To date, no further information has come to light on Kiev’s work on nuclear weapons, or the dirty bomb allegations by the Russian military. The International Atomic Energy Agency (IAEA) announced last week that inspectors recently dispatched to Ukraine had found “no indications of undeclared nuclear activities or materials” at three sites they had inspected.
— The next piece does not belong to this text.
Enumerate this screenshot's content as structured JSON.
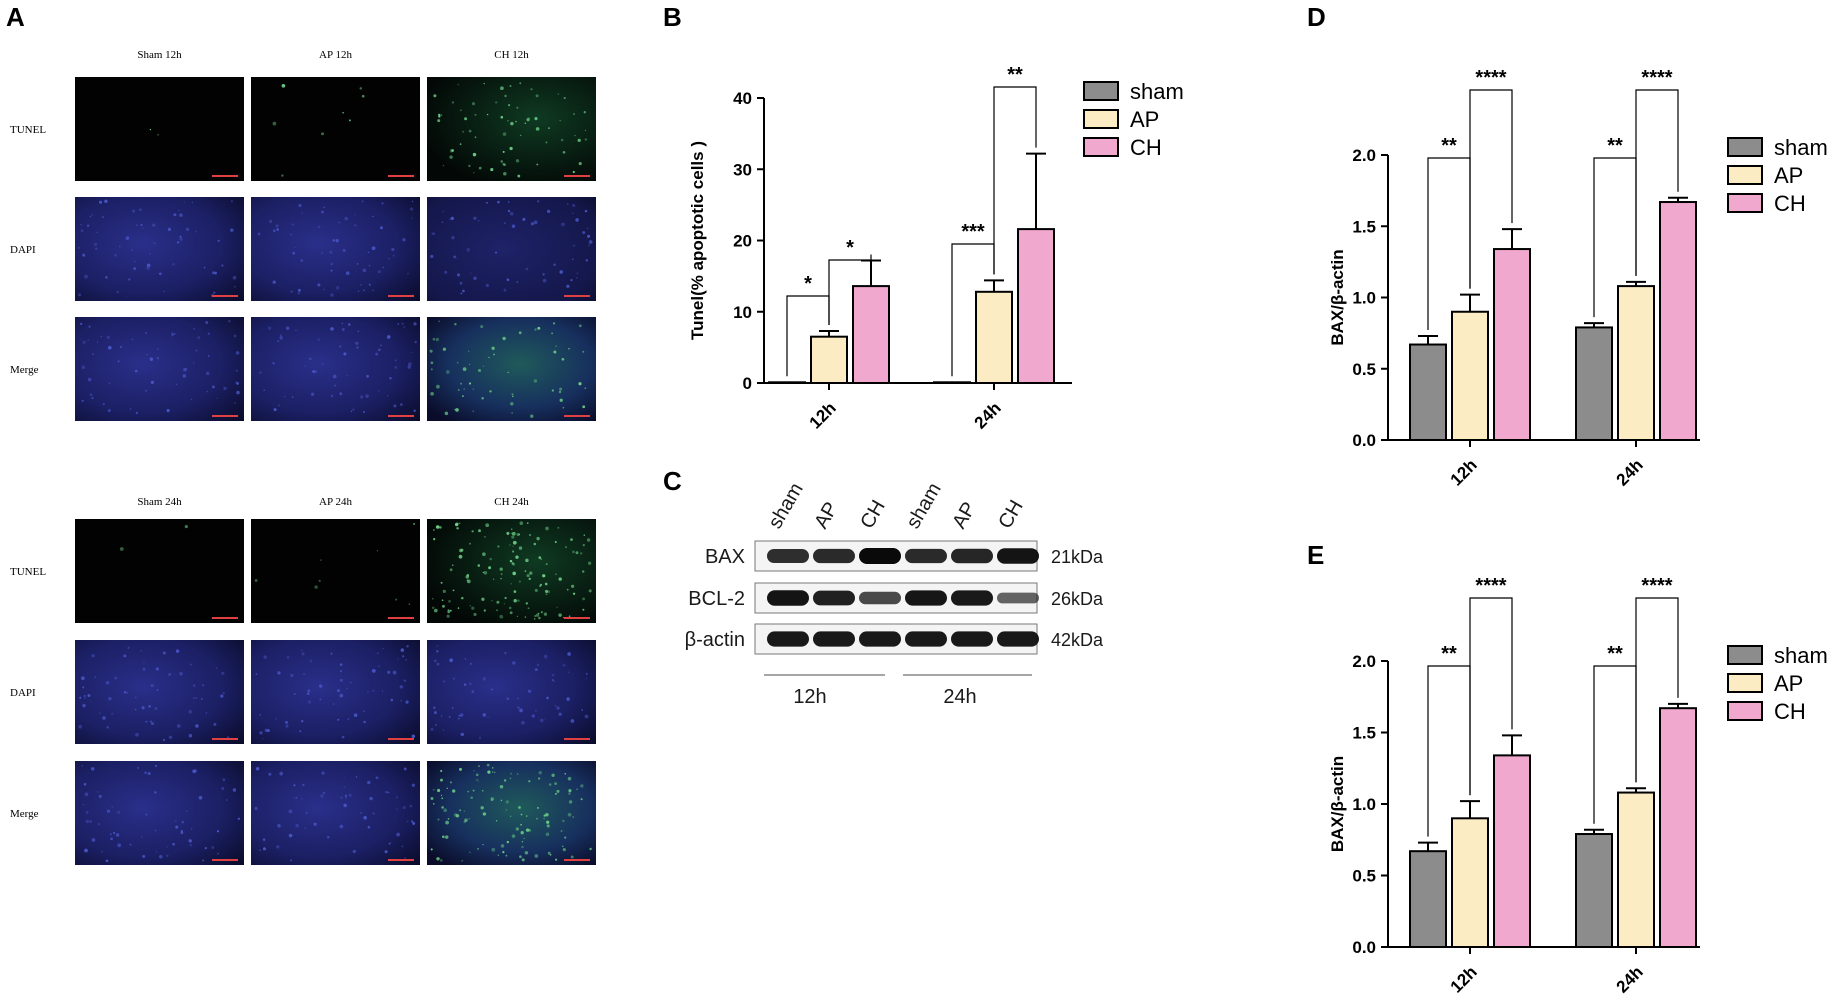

However, the sites were opened for inspection by Ukrainian authorities themselves for “safeguards checks,” and are just a fraction of Ukraine’s overall nuclear facilities – which include three research institutes, four nuclear power plants, waste storage sites and a sprinkling of uranium mines situated in the central Ukrainian region of Kirovograd.
In one hopeful note, the IAEA announced Friday that it would step up efforts “to help prevent a nuclear accident” in Ukraine by deploying a permanent presence “at all of Ukraine’s nuclear facilities, including Chernobyl.” However, this doesn’t appear to account for the non-power generating nuclear facilities mentioned above.
IAEA Director General Mario Grossi plans to travel to Kiev next week for meetings with senior officials, and is expected to outline a nuclear ‘safety and security protection zone’ around the Zaporozhye Nuclear Power Plant –where IAEA specialists are already present – and which has been shelled repeatedly by Ukrainian artillery after coming under Russia’s control last March.